A leading Baltic frozen and convenience food producer Mantinga introduced Computer Vision powered solution to ensure PPE compliance. During a three-month pilot project, the AI PPE detection product was installed at the company’s logistics center and a manufacturing plant that is currently being built.
The PPE detection solution was tasked with monitoring whether employees are wearing the required protective equipment, including hardhats, high visibility vests, and face masks.

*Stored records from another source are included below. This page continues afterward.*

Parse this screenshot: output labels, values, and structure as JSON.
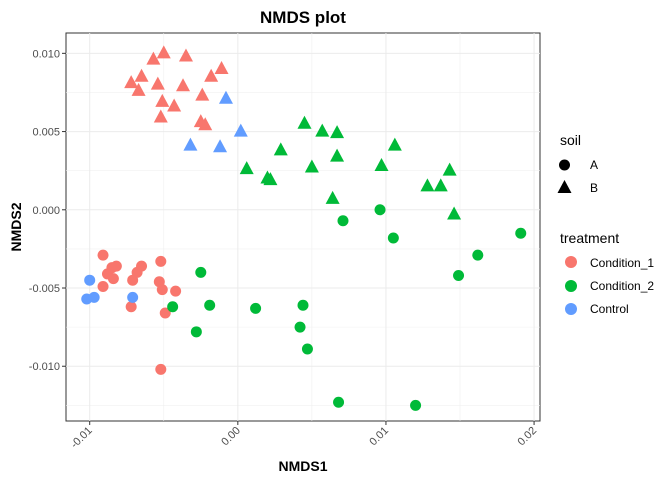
{
  "chart_data": {
    "type": "scatter",
    "title": "NMDS plot",
    "xlabel": "NMDS1",
    "ylabel": "NMDS2",
    "xlim": [
      -0.0116,
      0.0204
    ],
    "ylim": [
      -0.0135,
      0.0113
    ],
    "xticks": [
      {
        "value": -0.01,
        "label": "-0.01"
      },
      {
        "value": 0.0,
        "label": "0.00"
      },
      {
        "value": 0.01,
        "label": "0.01"
      },
      {
        "value": 0.02,
        "label": "0.02"
      }
    ],
    "yticks": [
      {
        "value": -0.01,
        "label": "-0.010"
      },
      {
        "value": -0.005,
        "label": "-0.005"
      },
      {
        "value": 0.0,
        "label": "0.000"
      },
      {
        "value": 0.005,
        "label": "0.005"
      },
      {
        "value": 0.01,
        "label": "0.010"
      }
    ],
    "grid": true,
    "legend": {
      "position": "right",
      "soil": {
        "title": "soil",
        "entries": [
          {
            "label": "A",
            "shape": "circle"
          },
          {
            "label": "B",
            "shape": "triangle"
          }
        ]
      },
      "treatment": {
        "title": "treatment",
        "entries": [
          {
            "label": "Condition_1",
            "color": "#F8766D"
          },
          {
            "label": "Condition_2",
            "color": "#00BA38"
          },
          {
            "label": "Control",
            "color": "#619CFF"
          }
        ]
      }
    },
    "series": [
      {
        "name": "Condition_1",
        "soil": "A",
        "color": "#F8766D",
        "points": [
          [
            -0.0091,
            -0.0029
          ],
          [
            -0.0088,
            -0.0041
          ],
          [
            -0.0085,
            -0.0037
          ],
          [
            -0.0082,
            -0.0036
          ],
          [
            -0.0091,
            -0.0049
          ],
          [
            -0.0084,
            -0.0044
          ],
          [
            -0.0071,
            -0.0045
          ],
          [
            -0.0068,
            -0.004
          ],
          [
            -0.0065,
            -0.0036
          ],
          [
            -0.0052,
            -0.0033
          ],
          [
            -0.0053,
            -0.0046
          ],
          [
            -0.0051,
            -0.0051
          ],
          [
            -0.0042,
            -0.0052
          ],
          [
            -0.0049,
            -0.0066
          ],
          [
            -0.0072,
            -0.0062
          ],
          [
            -0.0052,
            -0.0102
          ]
        ]
      },
      {
        "name": "Condition_1",
        "soil": "B",
        "color": "#F8766D",
        "points": [
          [
            -0.0072,
            0.0081
          ],
          [
            -0.0065,
            0.0085
          ],
          [
            -0.0057,
            0.0096
          ],
          [
            -0.005,
            0.01
          ],
          [
            -0.0035,
            0.0098
          ],
          [
            -0.0067,
            0.0076
          ],
          [
            -0.0051,
            0.0069
          ],
          [
            -0.0054,
            0.008
          ],
          [
            -0.0043,
            0.0066
          ],
          [
            -0.0052,
            0.0059
          ],
          [
            -0.0037,
            0.0079
          ],
          [
            -0.0024,
            0.0073
          ],
          [
            -0.0022,
            0.0054
          ],
          [
            -0.0018,
            0.0085
          ],
          [
            -0.0011,
            0.009
          ],
          [
            -0.0025,
            0.0056
          ]
        ]
      },
      {
        "name": "Condition_2",
        "soil": "A",
        "color": "#00BA38",
        "points": [
          [
            -0.0025,
            -0.004
          ],
          [
            -0.0044,
            -0.0062
          ],
          [
            -0.0019,
            -0.0061
          ],
          [
            -0.0028,
            -0.0078
          ],
          [
            0.0012,
            -0.0063
          ],
          [
            0.0044,
            -0.0061
          ],
          [
            0.0042,
            -0.0075
          ],
          [
            0.0047,
            -0.0089
          ],
          [
            0.0068,
            -0.0123
          ],
          [
            0.0071,
            -0.0007
          ],
          [
            0.0096,
            0.0
          ],
          [
            0.0105,
            -0.0018
          ],
          [
            0.0149,
            -0.0042
          ],
          [
            0.0162,
            -0.0029
          ],
          [
            0.0191,
            -0.0015
          ],
          [
            0.012,
            -0.0125
          ]
        ]
      },
      {
        "name": "Condition_2",
        "soil": "B",
        "color": "#00BA38",
        "points": [
          [
            0.0006,
            0.0026
          ],
          [
            0.002,
            0.002
          ],
          [
            0.0022,
            0.0019
          ],
          [
            0.0029,
            0.0038
          ],
          [
            0.0045,
            0.0055
          ],
          [
            0.0057,
            0.005
          ],
          [
            0.0067,
            0.0049
          ],
          [
            0.0067,
            0.0034
          ],
          [
            0.005,
            0.0027
          ],
          [
            0.0064,
            0.0007
          ],
          [
            0.0097,
            0.0028
          ],
          [
            0.0106,
            0.0041
          ],
          [
            0.0128,
            0.0015
          ],
          [
            0.0137,
            0.0015
          ],
          [
            0.0143,
            0.0025
          ],
          [
            0.0146,
            -0.0003
          ]
        ]
      },
      {
        "name": "Control",
        "soil": "A",
        "color": "#619CFF",
        "points": [
          [
            -0.01,
            -0.0045
          ],
          [
            -0.0102,
            -0.0057
          ],
          [
            -0.0097,
            -0.0056
          ],
          [
            -0.0071,
            -0.0056
          ]
        ]
      },
      {
        "name": "Control",
        "soil": "B",
        "color": "#619CFF",
        "points": [
          [
            -0.0032,
            0.0041
          ],
          [
            -0.0012,
            0.004
          ],
          [
            -0.0008,
            0.0071
          ],
          [
            0.0002,
            0.005
          ]
        ]
      }
    ]
  }
}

The AI-based PPE solution analyses video footage from surveillance cameras. The solution automatically identifies employees and PPE. It is able to notify the responsible worksite safety officer in real-time about PPE policy breaches. The solution also produces periodical reports on identified PPE policy breaches. The solution is fully compliant with EU GDPR regulations.
During the pilot project, high visibility vests and hardhats were identified with 93% accuracy, while the accuracy for face mask detection was 100%.
The PPE detection solution was also trialed at the building site of the new manufacturing plant. In 2021 Mantinga plans to invest 21M Eur to increase and improve the company’s manufacturing capabilities.
“During the pilot project, a few different contractors were working on site. The employees of every contractor were wearing different types of helmets and vests. This called for additional training of our machine learning model. However, the accuracy we achieved is a good indicator for what could be expected from AI PPE solutions in real-world conditions – when you have changes in lightning, objects may obstruct the view for the cameras, etc. All in all, the AI PPE assistants can clearly supplement the compliance monitoring by company employees” – noted Head of Products at Agmis Simas Jokubauskas.
Simas Jokubauskas, CEO of EasyFlow
During the pilot project at Mantinga, in addition to PPE compliance monitoring, the AI worksite assistant was also tasked to identify work process anomalies. The solution would monitor whether forklift operators adhere to safety protocols, identify any damage to cargo when it is being loaded or unloaded.
“Such monitoring can be undertaken by utilizing the same surveillance camera infrastructure already present on the company’s premises. If an event can be filmed, in most cases an AI model can be created to automatically identify and quantify such events” – added Simas Jokubauskas.